Posté le 29 mai 2019
par Sophie Hoguin
dans Innovations sectorielles

Avec l’annonce en début d’année d’un nouveau record de rendement de cellules photovoltaïques basées sur la technologie d’hétérojonction au silicium et les premiers projets industriels, cette technologie confirme son potentiel et propose des perspectives très intéressantes combinées à des cellules pérovskites.
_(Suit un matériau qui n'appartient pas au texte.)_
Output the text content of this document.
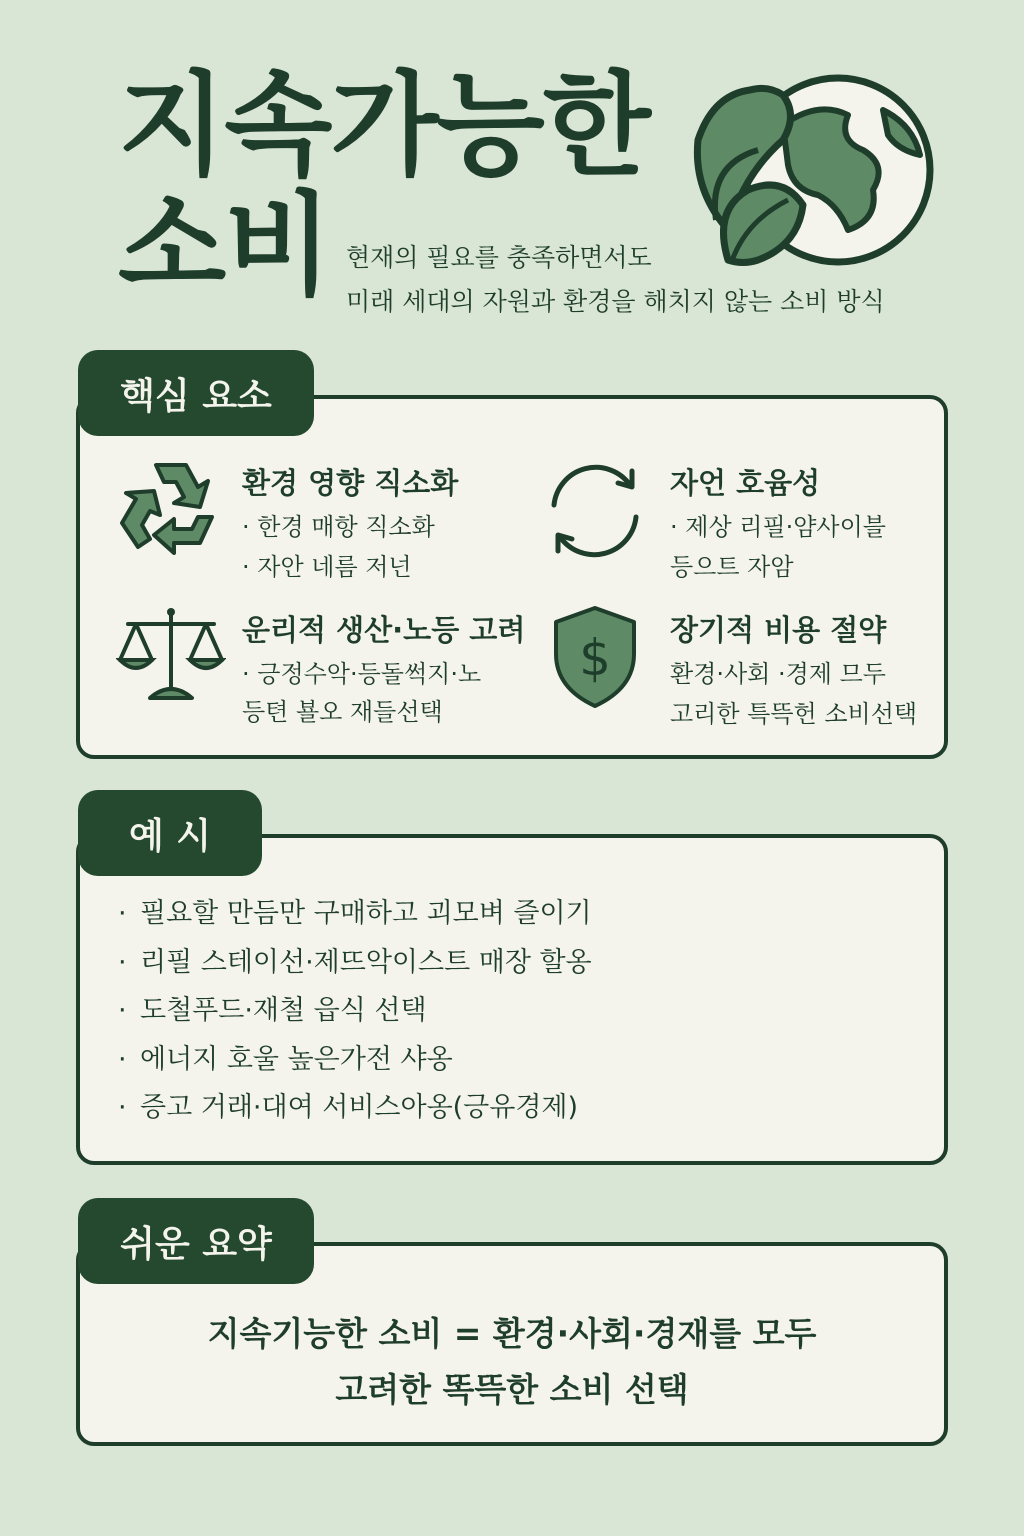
지속가능한
소비 현재의 필요를 충족하면서도
미래 세대의 자원과 환경을 해치지 않는 소비 방식
핵심 요소
환경 영향 직소화
· 한경 매항 직소화
· 자안 네름 저넌
자언 호윰성
· 제상 리필·얌사이블
등으트 자암
운리적 생산·노등 고려
· 긍정수악·등돌썩지·노
등텬 뵬오 재들선택
$ 장기적 비용 절약
환경·사회 ·경제 므두
고리한 특뜩헌 소비선택
예 시
· 필요할 만듬만 구매하고 괴모벼 즐이기
· 리필 스테이선·제뜨악이스트 매장 할옹
· 도철푸드·재철 읍식 선택
· 에너지 호울 높은가전 샤옹
· 증고 거래·대여 서비스아옹(긍유경제)
쉬운 요약
지속기능한 소비 = 환경·사회·경재를 모두
고려한 똑뜩한 소비 선택
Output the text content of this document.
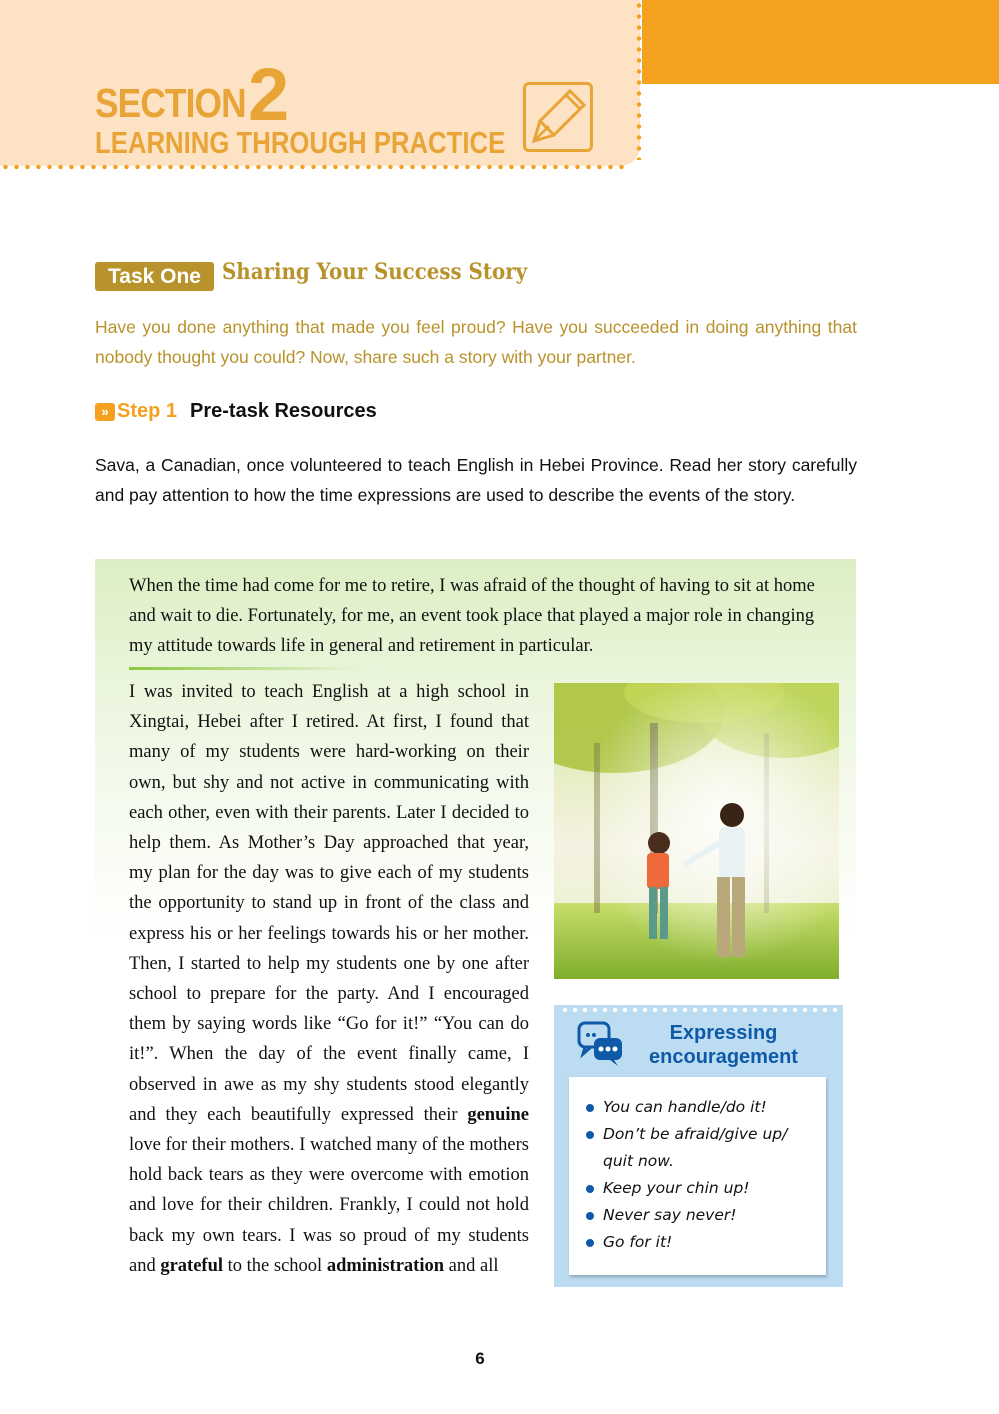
SECTION 2
LEARNING THROUGH PRACTICE
Task One Sharing Your Success Story
Have you done anything that made you feel proud? Have you succeeded in doing anything that nobody thought you could? Now, share such a story with your partner.
» Step 1 Pre-task Resources
Sava, a Canadian, once volunteered to teach English in Hebei Province. Read her story carefully and pay attention to how the time expressions are used to describe the events of the story.
When the time had come for me to retire, I was afraid of the thought of having to sit at home and wait to die. Fortunately, for me, an event took place that played a major role in changing my attitude towards life in general and retirement in particular.
I was invited to teach English at a high school in Xingtai, Hebei after I retired. At first, I found that many of my students were hard-working on their own, but shy and not active in communicating with each other, even with their parents. Later I decided to help them. As Mother’s Day approached that year, my plan for the day was to give each of my students the opportunity to stand up in front of the class and express his or her feelings towards his or her mother. Then, I started to help my students one by one after school to prepare for the party. And I encouraged them by saying words like “Go for it!” “You can do it!”. When the day of the event finally came, I observed in awe as my shy students stood elegantly and they each beautifully expressed their genuine love for their mothers. I watched many of the mothers hold back tears as they were overcome with emotion and love for their children. Frankly, I could not hold back my own tears. I was so proud of my students and grateful to the school administration and all
Expressing encouragement
You can handle/do it!
Don’t be afraid/give up/ quit now.
Keep your chin up!
Never say never!
Go for it!
6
Le Laboratoire d’Innovation pour les Technologies des Energies Nouvelles et les nanomatériaux (Liten) du CEA travaille depuis plus de 15 ans sur la technologie hétérojonction de silicium pour développer des cellules photovoltaïques à haut rendement. Début 2019, le CEA annonçait ainsi un nouveau record certifié, de 23,9 %, sur la globalité de la surface d’une cellule de taille standard (244cm2) avec une métallisation réalisée par sérigraphie classique. La cellule a été fabriquée sur la ligne pilote du CEA basé à l’INES (institut national de l’énergie solaire). Par ailleurs, le CEA a aussi annoncé la fabrication d’un module hétérojonction d’une puissance de crête de 348W en partenariat avec l’industriel suisse Meyer Burger, spécialiste des technologies solaires. Les cellules à hétérojonction présentent de nombreux avantages en termes de fabrication, de rendement et de cycle de vie qui suscitent aujourd’hui l’intérêt de plusieurs industriels.

Haut rendement, fabrication simplifiée

Les cellules à hétérojonction de silicium sont constituées d’un cœur de silicium monocristallin de type N dopé au phosphore et rendu semi-conducteur. A partir de cette base, les étapes de fabrication sont limitées et simplifiées : gravure par bain chimique pour former des pyramides sur les wafers, nettoyage, dépôt par plasma de couches nanométriques de silicium amorphe, puis d’une couche de silicium amorphe dopée N sur une face et dopée P sur l’autre face. Le process s’effectuant à 200°C (beaucoup moins que les autres process utilisés pour la fabrication de cellules photovoltaïques qui nécessitent des étapes à des températures de 400°C voire 800°C). Il reste ensuite à déposer un oxyde transparent conducteur sur les deux faces et sérigraphier un motif de lignes métalliques pour la collecte des charges électriques. Les cellules ainsi fabriquées sont donc quasiment symétriques et permettent des applications bifaciales (récupération de la réflexion de la lumière en sous-face des modules avec amélioration du rendement de 8 à 15%). Ces cellules sont aussi plus efficaces qu’une cellule standard quand la température s’élève (elles perdent 0,25 % par degré contre 0,35 % pour une cellule classique). Par ailleurs, l’analyse de leur cycle de vie est aussi meilleure : moindre empreinte écologique et énergétique, meilleure recyclabilité. Seule la présence d’Indium, une terre rare chère pour le moment, est un frein, mais les quantités mises en jeu restent modestes comparées aux secteurs de la télévision ou de la téléphonie et les gisements mondiaux sont encore peu exploités. Du point de vue de la fabrication, le CEA a réussi à fabriquer des cellules 5 busbars avec une cadence de 2400 cellules/heure permettant d’envisager réellement des concrétisations industrielles.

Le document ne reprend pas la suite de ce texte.